Ashgate publishes Roman Catholic Church Music in England, 1791–1914: A Handmaid of the Liturgy? by T.E. Muir that addresses developments after the 1791 Catholic Relief Act until World War I:

Roman Catholic church music in England served the needs of a vigorous, vibrant and multi-faceted community that grew from about 70,000 to 1.7 million people during the long nineteenth century. Contemporary literature of all kinds abounds, along with numerous collections of sheet music, some running to hundreds, occasionally even thousands, of separate pieces, many of which have since been forgotten. Apart from compositions in the latest Classical Viennese styles and their successors, much of the music performed constituted a revival or imitation of older musical genres, especially plainchant and Renaissance Polyphony. Furthermore, many pieces that had originally been intended to be performed by professional musicians for the benefit of privileged royal, aristocratic or high ecclesiastical elites were repackaged for rendition by amateurs before largely working or lower middle class congregations, many of them Irish.

However, outside Catholic circles, little attention has been paid to this subject. Consequently, the achievements and widespread popularity of many composers (such as Joseph Egbert Turner, Henry George Nixon or John Richardson) within the English Catholic community have passed largely unnoticed.

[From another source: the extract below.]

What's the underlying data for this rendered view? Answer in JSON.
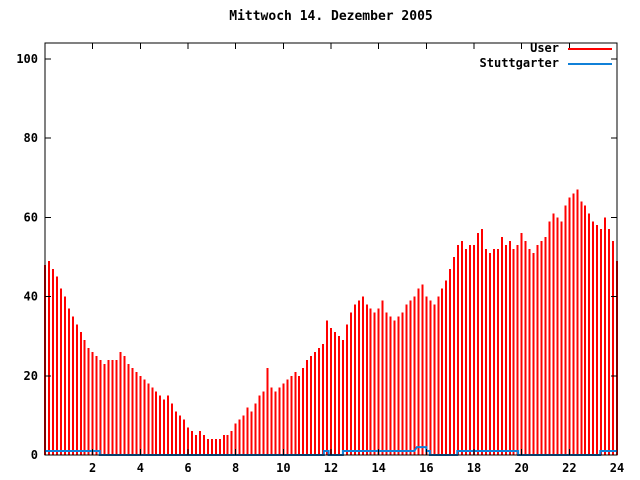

Worse still, much of the evidence is rapidly disappearing, partly because it no longer seems relevant to the needs of the modern Catholic Church in England.

This book provides a framework of the main aspects of Catholic church music in this period, showing how and why it developed in the way it did. Dr Muir sets the music in its historical, liturgical and legal context, pointing to the ways in which the music itself can be used as evidence to throw light on the changing character of English Catholicism. As a result the book will appeal not only to scholars and students working in the field, but also to church musicians, liturgists, historians, ecclesiastics and other interested Catholic and non-Catholic parties.

The article I cited from Newman's foundation, the Oratory of St. Philip Neri in England, points out that there were exceptions to the rule of secret and silent Masses, looking again at the Embassies in London and the outlet they offered to some Catholic composers, like Samuel Webbe, George Paxton--and Thomas Arne, arranger of "God Save the King/Queen" and composer of "Rule, Britannia". There is definitely more to this story.